C’è qualcosa di stabile e di serio in Italia.
Gli italiani che non auspicano sedi vacanti per le istituzioni e nei ruoli più importanti della propria Nazione, per poter saccheggiare senza controllo le risorse statali, respirano un po’ di conforto – udite udite – politico.

Non tutti però.
Non gli italiani dell’Alto Adige, del Friuli Venezia Giulia, della Calabria, della Sicilia, della Sardegna.
In queste Regioni, soprattutto, migranti illegali dai continenti extra europei – oltre 40.000 da inizio 2021 – e cittadini europei provenienti da nazioni con un controllo sanitario molto meno efficiente del nostro, costituiscono una autentica minaccia all’ordine economico sociale nel primo caso, di malattia e morte nel secondo.
Che fa il Ministro degli Interni Lamorgese?
Perché il Presidente del Consiglio Draghi non lo sostituisce con l’efficiente ex Ministro degli Interni Salvini?, o con l’efficiente ex Ministro degli Interni Minniti?
Constati il Presidente del Consiglio Draghi quanti tasselli ci sono ancora da aggiungere al quadro serio ed efficiente di una Patria Italia che può non essere seconda a nessun’altra nazione.
Prosegua dunque il suo lavoro il Presidente del Consiglio Draghi e lasci altri a brigare per le elezioni del Presidente della Repubblica Italiana: rompa l’accorto suo silenzio e dichiari la sua indisponibilità a quella candidatura.

Post Scriptum.
Non fa bene alla salute smettere di colpo e del tutto di lavorare: a mandato concluso, l’allora emerito Presidente della Repubblica Mattarella studi una riforma costituzionale che proponga una Repubblica Italiana non più parlamentare ma Presidenziale.
Ci vorrà del tempo, così forse Draghi avrà intanto trovato un ambizioso Vice Presidente del Consiglio.

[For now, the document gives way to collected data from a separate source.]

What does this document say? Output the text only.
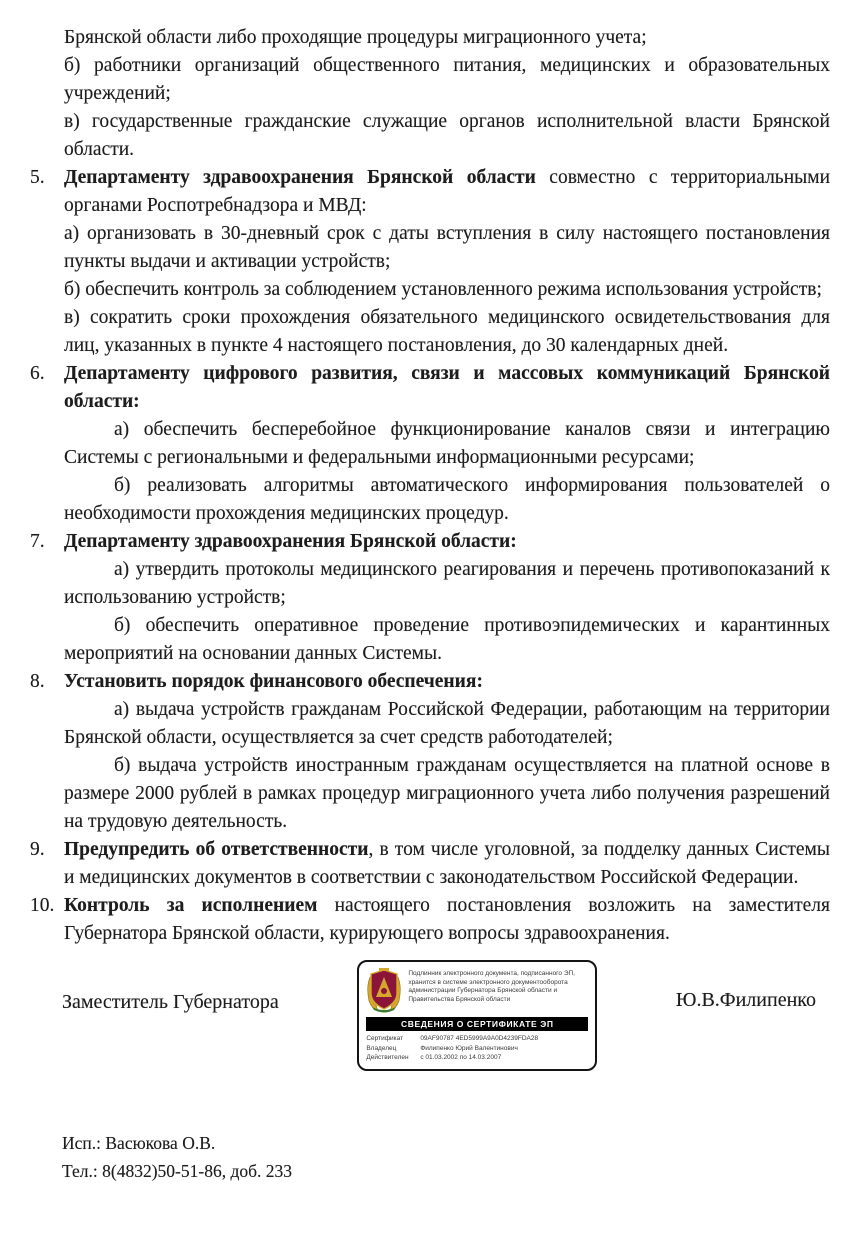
Брянской области либо проходящие процедуры миграционного учета;

б) работники организаций общественного питания, медицинских и образовательных учреждений;

в) государственные гражданские служащие органов исполнительной власти Брянской области.

5. Департаменту здравоохранения Брянской области совместно с территориальными органами Роспотребнадзора и МВД:

а) организовать в 30-дневный срок с даты вступления в силу настоящего постановления пункты выдачи и активации устройств;

б) обеспечить контроль за соблюдением установленного режима использования устройств;

в) сократить сроки прохождения обязательного медицинского освидетельствования для лиц, указанных в пункте 4 настоящего постановления, до 30 календарных дней.

6. Департаменту цифрового развития, связи и массовых коммуникаций Брянской области:

а) обеспечить бесперебойное функционирование каналов связи и интеграцию Системы с региональными и федеральными информационными ресурсами;

б) реализовать алгоритмы автоматического информирования пользователей о необходимости прохождения медицинских процедур.

7. Департаменту здравоохранения Брянской области:

а) утвердить протоколы медицинского реагирования и перечень противопоказаний к использованию устройств;

б) обеспечить оперативное проведение противоэпидемических и карантинных мероприятий на основании данных Системы.

8. Установить порядок финансового обеспечения:

а) выдача устройств гражданам Российской Федерации, работающим на территории Брянской области, осуществляется за счет средств работодателей;

б) выдача устройств иностранным гражданам осуществляется на платной основе в размере 2000 рублей в рамках процедур миграционного учета либо получения разрешений на трудовую деятельность.

9. Предупредить об ответственности, в том числе уголовной, за подделку данных Системы и медицинских документов в соответствии с законодательством Российской Федерации.

10. Контроль за исполнением настоящего постановления возложить на заместителя Губернатора Брянской области, курирующего вопросы здравоохранения.

Заместитель Губернатора
Подлинник электронного документа, подписанного ЭП, хранится в системе электронного документооборота администрации Губернатора Брянской области и Правительства Брянской области
СВЕДЕНИЯ О СЕРТИФИКАТЕ ЭП
Сертификат	09AF90787 4ED5999A9A0D4239FDA28
Владелец	Филипенко Юрий Валентинович
Действителен	с 01.03.2002 по 14.03.2007
Ю.В.Филипенко

Исп.: Васюкова О.В.

Тел.: 8(4832)50-51-86, доб. 233
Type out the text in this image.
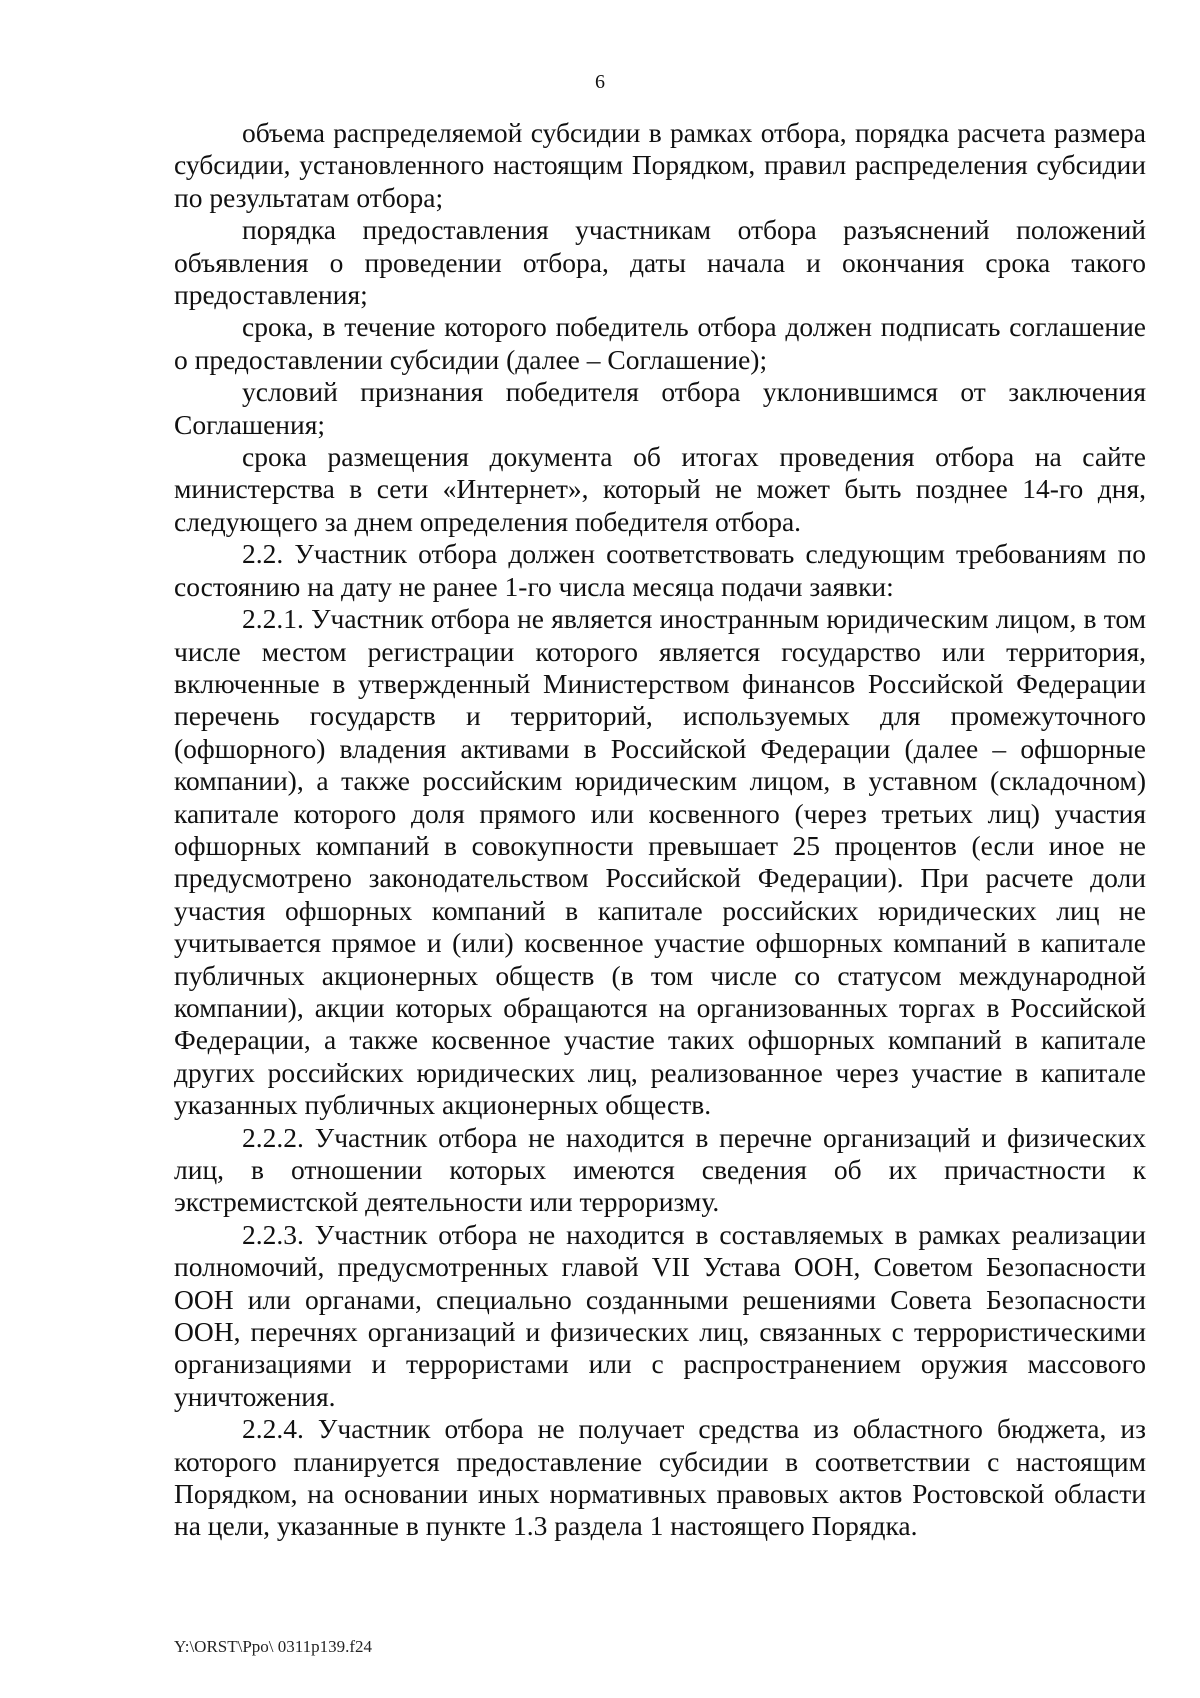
6

объема распределяемой субсидии в рамках отбора, порядка расчета размера субсидии, установленного настоящим Порядком, правил распределения субсидии по результатам отбора;

порядка предоставления участникам отбора разъяснений положений объявления о проведении отбора, даты начала и окончания срока такого предоставления;

срока, в течение которого победитель отбора должен подписать соглашение о предоставлении субсидии (далее – Соглашение);

условий признания победителя отбора уклонившимся от заключения Соглашения;

срока размещения документа об итогах проведения отбора на сайте министерства в сети «Интернет», который не может быть позднее 14-го дня, следующего за днем определения победителя отбора.

2.2. Участник отбора должен соответствовать следующим требованиям по состоянию на дату не ранее 1-го числа месяца подачи заявки:

2.2.1. Участник отбора не является иностранным юридическим лицом, в том числе местом регистрации которого является государство или территория, включенные в утвержденный Министерством финансов Российской Федерации перечень государств и территорий, используемых для промежуточного (офшорного) владения активами в Российской Федерации (далее – офшорные компании), а также российским юридическим лицом, в уставном (складочном) капитале которого доля прямого или косвенного (через третьих лиц) участия офшорных компаний в совокупности превышает 25 процентов (если иное не предусмотрено законодательством Российской Федерации). При расчете доли участия офшорных компаний в капитале российских юридических лиц не учитывается прямое и (или) косвенное участие офшорных компаний в капитале публичных акционерных обществ (в том числе со статусом международной компании), акции которых обращаются на организованных торгах в Российской Федерации, а также косвенное участие таких офшорных компаний в капитале других российских юридических лиц, реализованное через участие в капитале указанных публичных акционерных обществ.

2.2.2. Участник отбора не находится в перечне организаций и физических лиц, в отношении которых имеются сведения об их причастности к экстремистской деятельности или терроризму.

2.2.3. Участник отбора не находится в составляемых в рамках реализации полномочий, предусмотренных главой VII Устава ООН, Советом Безопасности ООН или органами, специально созданными решениями Совета Безопасности ООН, перечнях организаций и физических лиц, связанных с террористическими организациями и террористами или с распространением оружия массового уничтожения.

2.2.4. Участник отбора не получает средства из областного бюджета, из которого планируется предоставление субсидии в соответствии с настоящим Порядком, на основании иных нормативных правовых актов Ростовской области на цели, указанные в пункте 1.3 раздела 1 настоящего Порядка.

Y:\ORST\Ppo\ 0311p139.f24
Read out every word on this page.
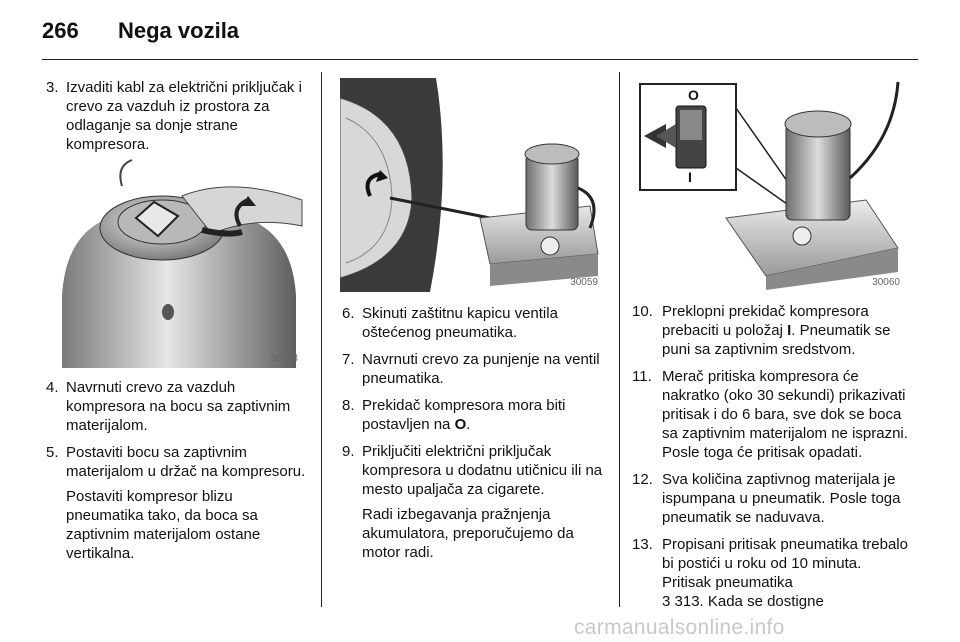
266 Nega vozila
3. Izvaditi kabl za električni priključak i crevo za vazduh iz prostora za odlaganje sa donje strane kompresora.

30058
4. Navrnuti crevo za vazduh kompresora na bocu sa zaptivnim materijalom.

5. Postaviti bocu sa zaptivnim materijalom u držač na kompresoru.

Postaviti kompresor blizu pneumatika tako, da boca sa zaptivnim materijalom ostane vertikalna.

30059
6. Skinuti zaštitnu kapicu ventila oštećenog pneumatika.

7. Navrnuti crevo za punjenje na ventil pneumatika.

8. Prekidač kompresora mora biti postavljen na O.

9. Priključiti električni priključak kompresora u dodatnu utičnicu ili na mesto upaljača za cigarete.

Radi izbegavanja pražnjenja akumulatora, preporučujemo da motor radi.

O
I
30060
10. Preklopni prekidač kompresora prebaciti u položaj I. Pneumatik se puni sa zaptivnim sredstvom.

11. Merač pritiska kompresora će nakratko (oko 30 sekundi) prikazivati pritisak i do 6 bara, sve dok se boca sa zaptivnim materijalom ne isprazni. Posle toga će pritisak opadati.

12. Sva količina zaptivnog materijala je ispumpana u pneumatik. Posle toga pneumatik se naduvava.

13. Propisani pritisak pneumatika trebalo bi postići u roku od 10 minuta. Pritisak pneumatika

3 313. Kada se dostigne

carmanualsonline.info
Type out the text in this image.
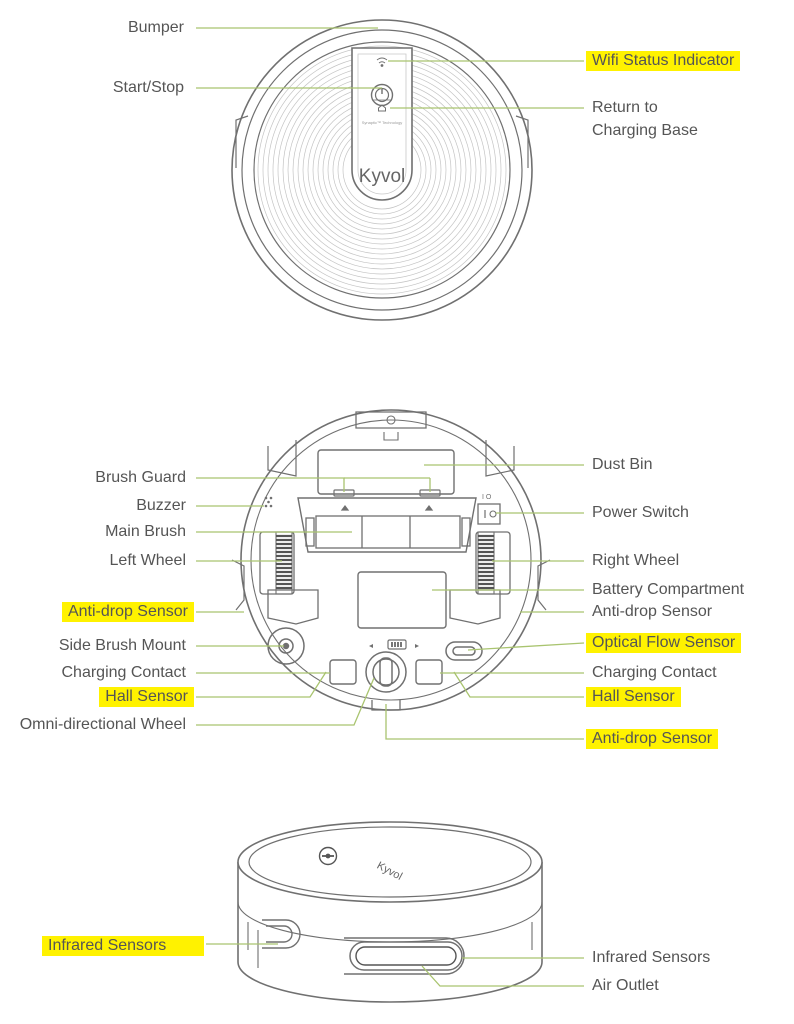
Synaptic™ Technology
Kyvol
I O
Kyvol
Bumper
Start/Stop
Wifi Status Indicator
Return to
Charging Base
Brush Guard
Buzzer
Main Brush
Left Wheel
Anti-drop Sensor
Side Brush Mount
Charging Contact
Hall Sensor
Omni-directional Wheel
Dust Bin
Power Switch
Right Wheel
Battery Compartment
Anti-drop Sensor
Optical Flow Sensor
Charging Contact
Hall Sensor
Anti-drop Sensor
Infrared Sensors
Infrared Sensors
Air Outlet
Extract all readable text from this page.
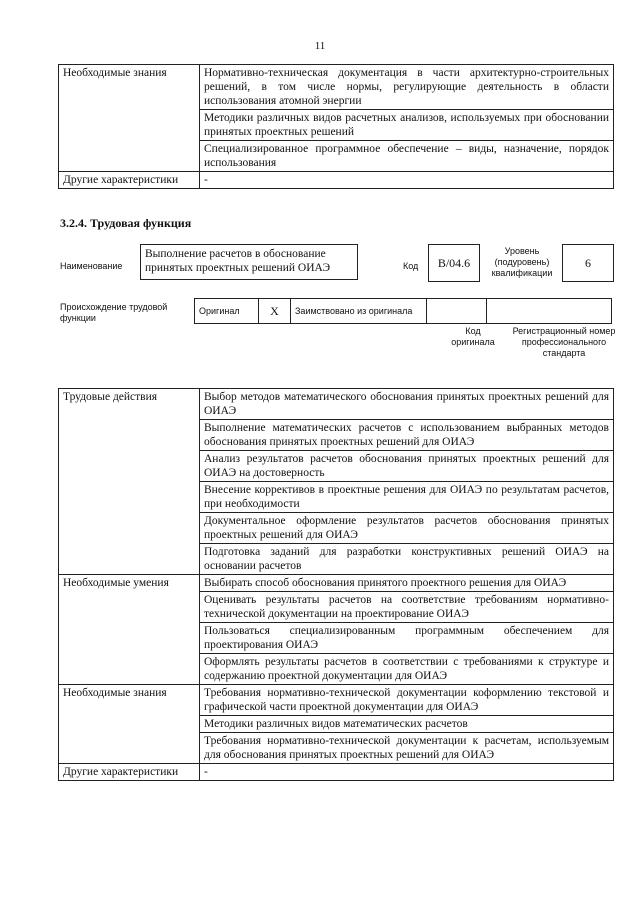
11
Необходимые знания	Нормативно-техническая документация в части архитектурно-строительных решений, в том числе нормы, регулирующие деятельность в области использования атомной энергии
	Методики различных видов расчетных анализов, используемых при обосновании принятых проектных решений
	Специализированное программное обеспечение – виды, назначение, порядок использования
Другие характеристики	-
3.2.4. Трудовая функция
Наименование
Выполнение расчетов в обоснование принятых проектных решений ОИАЭ	Код	B/04.6
Уровень (подуровень) квалификации
6
Происхождение трудовой функции
Оригинал	X	Заимствовано из оригинала
Код оригинала
Регистрационный номер профессионального стандарта
Трудовые действия	Выбор методов математического обоснования принятых проектных решений для ОИАЭ
	Выполнение математических расчетов с использованием выбранных методов обоснования принятых проектных решений для ОИАЭ
	Анализ результатов расчетов обоснования принятых проектных решений для ОИАЭ на достоверность
	Внесение коррективов в проектные решения для ОИАЭ по результатам расчетов, при необходимости
	Документальное оформление результатов расчетов обоснования принятых проектных решений для ОИАЭ
	Подготовка заданий для разработки конструктивных решений ОИАЭ на основании расчетов
Необходимые умения	Выбирать способ обоснования принятого проектного решения для ОИАЭ
	Оценивать результаты расчетов на соответствие требованиям нормативно-технической документации на проектирование ОИАЭ
	Пользоваться специализированным программным обеспечением для проектирования ОИАЭ
	Оформлять результаты расчетов в соответствии с требованиями к структуре и содержанию проектной документации для ОИАЭ
Необходимые знания	Требования нормативно-технической документации коформлению текстовой и графической части проектной документации для ОИАЭ
	Методики различных видов математических расчетов
	Требования нормативно-технической документации к расчетам, используемым для обоснования принятых проектных решений для ОИАЭ
Другие характеристики	-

“Servizio di leva civile obbligatorio in Italia”  Claudio Susmel

Centosessantesimo anniversario dell’Unità d’Italia Incompleta
1861 – 2021
Memoria Patriae prima vis

Un pensiero su “Mattarella Draghi Figliuolo e il prossimo Ministro degli Interni

  1. Sarebbe giusto che si intervenisse con decisione sul problema immigrazione. La solidarietà umana è giusta, ma deve sempre avere una misura per non rischiare di diventare suicidio. Quindi sarebbe bene che un politico come si è dimostrato Minniti, cioè una persona con le idee chiare ed equilibrate, diventasse Ministro degli Interni.